I've changed over to a Texas Instrument type calculator, I couldn't get used to rpn types.

18 - iCab
I used to recommend Mercury but it's under new ownership and they decided to cash in on its popularity by now charging for the ad filtering feature at $2/month. That's an outrageous amount so I switched to iCab which also filters out all ads which also saves bandwidth. I actually found the iCab has even more features than Mercury:
- Saves passwords
- Has an option to go full screen getting rid of all content except the website being viewed.
- Has good speed, partially due to not downloading ads in the first place.
By the way, the only reason I didn't use Safari was  the lack of an ad blocker. Safari now allows an ad blocker to be attached but I haven't tried that feature yet.

19 - uTrendnet (formerly SecurView Mobile)
While away I like to check in every once in awhile to see how things are at home (driveway plowed so the fuel truck can get in, any packages delivered in error to home address, any trees down, etc.) Nothing beats having a few webcams scattered around the house with views of the driveway, backyard, backporch and a few inside the house. The webcams are relatively inexpensive and only require a WiFi connection. They do not require a PC to be running. The ones I use are from Trendnet which has several models. The basic one which is fine for home use is TV-IP110WN. They can also take a snapshot whenever motion is detected in their field of view and upload it to a website of your choosing. We used it when your kitchen was being remodeled while we were away and conferred with our contractor in real-time - he pointed the camera while we talked over the phone. Caution, these things are not simple to set up - doable but not simple. I published a guide which can be downloaded here. Most window OS's and some virus programs will give you a warning about the file. Rest assured it's safe, the warnings are just reacting to the many embedded links in the Words file so the reader can find the material needed to install the cameras without having to cut and paste URLs. The camera model has been updated to TV-IP551W and the price has come down to $50, a real bargain.

20 - CamCardHD
In six years of cruising the ICW I've collect tons of boat cards. There are many ways to organize them but I prefer an app that keeps track of them on my iPad. If the fonts are simple, it will enter the names, boat name, telephone numbers, email addresses and home address automatically and store a photo of the card, both the front side and the backside if used. Then the cards can be searched by captain or boat name plus other fields. The free version works for the first 100 cards so you can try it out before buying.
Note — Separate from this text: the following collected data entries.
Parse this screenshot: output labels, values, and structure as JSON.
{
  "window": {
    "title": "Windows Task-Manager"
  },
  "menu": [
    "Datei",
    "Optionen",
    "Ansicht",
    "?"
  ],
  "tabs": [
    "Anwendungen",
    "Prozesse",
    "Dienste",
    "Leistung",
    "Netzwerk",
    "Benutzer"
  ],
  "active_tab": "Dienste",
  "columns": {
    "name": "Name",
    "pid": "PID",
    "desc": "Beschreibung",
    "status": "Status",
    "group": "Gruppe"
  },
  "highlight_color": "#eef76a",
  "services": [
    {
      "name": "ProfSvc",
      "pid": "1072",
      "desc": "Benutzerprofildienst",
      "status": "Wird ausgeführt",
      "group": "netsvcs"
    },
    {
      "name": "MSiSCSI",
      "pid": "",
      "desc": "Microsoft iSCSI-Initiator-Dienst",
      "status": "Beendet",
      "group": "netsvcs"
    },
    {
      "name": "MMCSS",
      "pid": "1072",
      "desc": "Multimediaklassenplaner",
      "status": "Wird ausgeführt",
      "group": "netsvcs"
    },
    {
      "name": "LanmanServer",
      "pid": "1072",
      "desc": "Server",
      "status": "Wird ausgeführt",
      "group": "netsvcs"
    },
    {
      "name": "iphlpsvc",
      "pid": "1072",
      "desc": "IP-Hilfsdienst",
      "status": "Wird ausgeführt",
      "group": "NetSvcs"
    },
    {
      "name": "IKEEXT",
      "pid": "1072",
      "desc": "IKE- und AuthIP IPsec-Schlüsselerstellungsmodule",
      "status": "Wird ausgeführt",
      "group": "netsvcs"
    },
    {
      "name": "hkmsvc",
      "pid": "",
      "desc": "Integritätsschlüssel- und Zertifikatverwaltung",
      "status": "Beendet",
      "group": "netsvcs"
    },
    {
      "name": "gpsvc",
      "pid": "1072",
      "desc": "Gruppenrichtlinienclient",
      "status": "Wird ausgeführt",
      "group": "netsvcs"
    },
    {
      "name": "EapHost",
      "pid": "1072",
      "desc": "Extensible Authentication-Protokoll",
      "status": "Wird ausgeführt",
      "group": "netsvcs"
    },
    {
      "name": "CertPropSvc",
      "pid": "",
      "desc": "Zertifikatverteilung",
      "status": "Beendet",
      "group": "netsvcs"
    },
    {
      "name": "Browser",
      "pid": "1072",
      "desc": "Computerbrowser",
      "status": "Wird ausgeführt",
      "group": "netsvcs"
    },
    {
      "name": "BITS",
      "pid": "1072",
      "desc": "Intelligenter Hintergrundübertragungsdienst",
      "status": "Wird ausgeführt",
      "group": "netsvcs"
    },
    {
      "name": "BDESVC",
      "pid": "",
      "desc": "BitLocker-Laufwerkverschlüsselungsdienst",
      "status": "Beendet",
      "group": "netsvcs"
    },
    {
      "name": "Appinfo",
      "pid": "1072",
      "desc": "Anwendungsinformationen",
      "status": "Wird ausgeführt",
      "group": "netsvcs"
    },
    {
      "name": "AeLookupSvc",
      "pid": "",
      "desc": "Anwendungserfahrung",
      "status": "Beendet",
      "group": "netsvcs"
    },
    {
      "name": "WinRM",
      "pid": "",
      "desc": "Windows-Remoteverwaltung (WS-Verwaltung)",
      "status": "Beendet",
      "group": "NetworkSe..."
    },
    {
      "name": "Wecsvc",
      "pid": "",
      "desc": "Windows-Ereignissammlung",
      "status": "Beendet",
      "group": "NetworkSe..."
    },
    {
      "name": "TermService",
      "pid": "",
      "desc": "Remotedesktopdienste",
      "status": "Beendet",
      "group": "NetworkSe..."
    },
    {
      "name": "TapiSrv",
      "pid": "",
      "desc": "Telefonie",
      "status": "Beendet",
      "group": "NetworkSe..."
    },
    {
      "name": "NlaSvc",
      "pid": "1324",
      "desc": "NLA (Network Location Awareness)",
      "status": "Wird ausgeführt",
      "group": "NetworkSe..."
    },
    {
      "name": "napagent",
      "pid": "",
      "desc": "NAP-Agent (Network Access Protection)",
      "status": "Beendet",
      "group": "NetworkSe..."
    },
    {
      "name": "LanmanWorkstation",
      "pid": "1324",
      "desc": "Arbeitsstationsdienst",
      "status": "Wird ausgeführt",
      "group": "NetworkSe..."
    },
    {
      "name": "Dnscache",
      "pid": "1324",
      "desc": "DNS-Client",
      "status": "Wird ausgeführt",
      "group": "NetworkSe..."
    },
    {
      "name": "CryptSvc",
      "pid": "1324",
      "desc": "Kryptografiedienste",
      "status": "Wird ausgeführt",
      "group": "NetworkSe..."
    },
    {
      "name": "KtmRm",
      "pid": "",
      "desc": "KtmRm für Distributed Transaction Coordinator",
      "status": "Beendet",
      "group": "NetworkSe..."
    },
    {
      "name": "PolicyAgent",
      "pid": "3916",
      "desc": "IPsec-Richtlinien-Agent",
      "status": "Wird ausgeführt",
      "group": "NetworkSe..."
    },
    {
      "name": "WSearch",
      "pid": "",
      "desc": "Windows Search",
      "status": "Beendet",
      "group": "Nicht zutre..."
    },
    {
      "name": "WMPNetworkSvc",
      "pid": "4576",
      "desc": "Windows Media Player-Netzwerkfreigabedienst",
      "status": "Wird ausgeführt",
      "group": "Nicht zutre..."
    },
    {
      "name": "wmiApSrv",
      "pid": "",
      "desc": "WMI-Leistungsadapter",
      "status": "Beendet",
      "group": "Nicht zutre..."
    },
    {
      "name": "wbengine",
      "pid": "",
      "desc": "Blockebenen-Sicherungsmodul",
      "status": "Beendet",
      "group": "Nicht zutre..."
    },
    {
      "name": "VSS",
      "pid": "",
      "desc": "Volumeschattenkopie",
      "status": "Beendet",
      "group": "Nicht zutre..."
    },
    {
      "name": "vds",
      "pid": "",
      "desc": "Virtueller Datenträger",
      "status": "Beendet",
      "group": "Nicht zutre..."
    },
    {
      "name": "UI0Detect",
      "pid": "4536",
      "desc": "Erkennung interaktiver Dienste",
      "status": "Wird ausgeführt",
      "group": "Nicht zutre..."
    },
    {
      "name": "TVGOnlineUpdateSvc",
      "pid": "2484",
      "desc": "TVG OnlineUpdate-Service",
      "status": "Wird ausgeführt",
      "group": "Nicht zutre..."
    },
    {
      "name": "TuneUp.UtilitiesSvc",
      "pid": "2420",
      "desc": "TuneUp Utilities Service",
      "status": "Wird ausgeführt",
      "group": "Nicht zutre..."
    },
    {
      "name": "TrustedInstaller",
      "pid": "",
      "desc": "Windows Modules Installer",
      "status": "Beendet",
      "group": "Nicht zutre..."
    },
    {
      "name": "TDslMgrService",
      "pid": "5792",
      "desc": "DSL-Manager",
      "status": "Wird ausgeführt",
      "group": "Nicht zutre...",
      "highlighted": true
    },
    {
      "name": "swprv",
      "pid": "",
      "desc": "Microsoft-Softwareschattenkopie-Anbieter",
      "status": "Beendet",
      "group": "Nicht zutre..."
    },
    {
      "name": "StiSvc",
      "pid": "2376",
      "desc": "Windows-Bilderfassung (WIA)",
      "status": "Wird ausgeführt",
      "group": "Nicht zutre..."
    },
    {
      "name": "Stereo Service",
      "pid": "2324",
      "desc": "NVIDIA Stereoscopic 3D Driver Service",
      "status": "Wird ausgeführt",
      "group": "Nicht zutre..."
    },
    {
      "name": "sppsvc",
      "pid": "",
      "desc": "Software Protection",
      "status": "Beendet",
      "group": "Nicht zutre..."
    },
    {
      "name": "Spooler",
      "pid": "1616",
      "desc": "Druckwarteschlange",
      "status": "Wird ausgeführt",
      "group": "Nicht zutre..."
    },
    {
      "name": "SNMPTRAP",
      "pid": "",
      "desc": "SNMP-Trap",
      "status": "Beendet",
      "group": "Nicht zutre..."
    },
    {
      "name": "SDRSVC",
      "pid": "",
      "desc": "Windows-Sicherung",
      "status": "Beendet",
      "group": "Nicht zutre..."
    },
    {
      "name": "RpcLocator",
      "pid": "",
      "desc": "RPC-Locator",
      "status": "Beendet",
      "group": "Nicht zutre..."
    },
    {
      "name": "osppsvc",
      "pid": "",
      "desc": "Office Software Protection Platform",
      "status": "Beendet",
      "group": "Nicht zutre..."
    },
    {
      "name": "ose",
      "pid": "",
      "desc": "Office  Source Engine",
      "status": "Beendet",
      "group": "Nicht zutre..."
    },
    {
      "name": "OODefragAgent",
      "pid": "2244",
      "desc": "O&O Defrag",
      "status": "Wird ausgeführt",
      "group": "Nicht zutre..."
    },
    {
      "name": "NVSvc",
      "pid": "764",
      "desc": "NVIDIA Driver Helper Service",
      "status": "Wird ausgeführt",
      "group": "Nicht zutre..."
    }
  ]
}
Well, these are the main apps I use on-board. There are others I've loaded which better enable the iPad to print to my on-board printer and one game, tChessPro which I play occasionally (I never win...) I'm sure there are many more out there but these are the ones I use. I also bought the Apple bluetooth keyboard for those times I do a lot of entry and don't feel like poking around with two fingers on the touch keyboard screen, it works well and has a good feel. Also of use are the various banking apps (e.g., USAA, Chase) that, among other things, allow you to make a deposit just by taking a photo of the check - no trips to a bank required! Now that's a real time saver and it gets that check deposited right away without delay. Quicken now has an app for the iPad that will interface with your desktop Quicken program. It allows access to all the accounts that you have set up on your desktop Quicken.  It very handy for a real time checkup on bank accounts.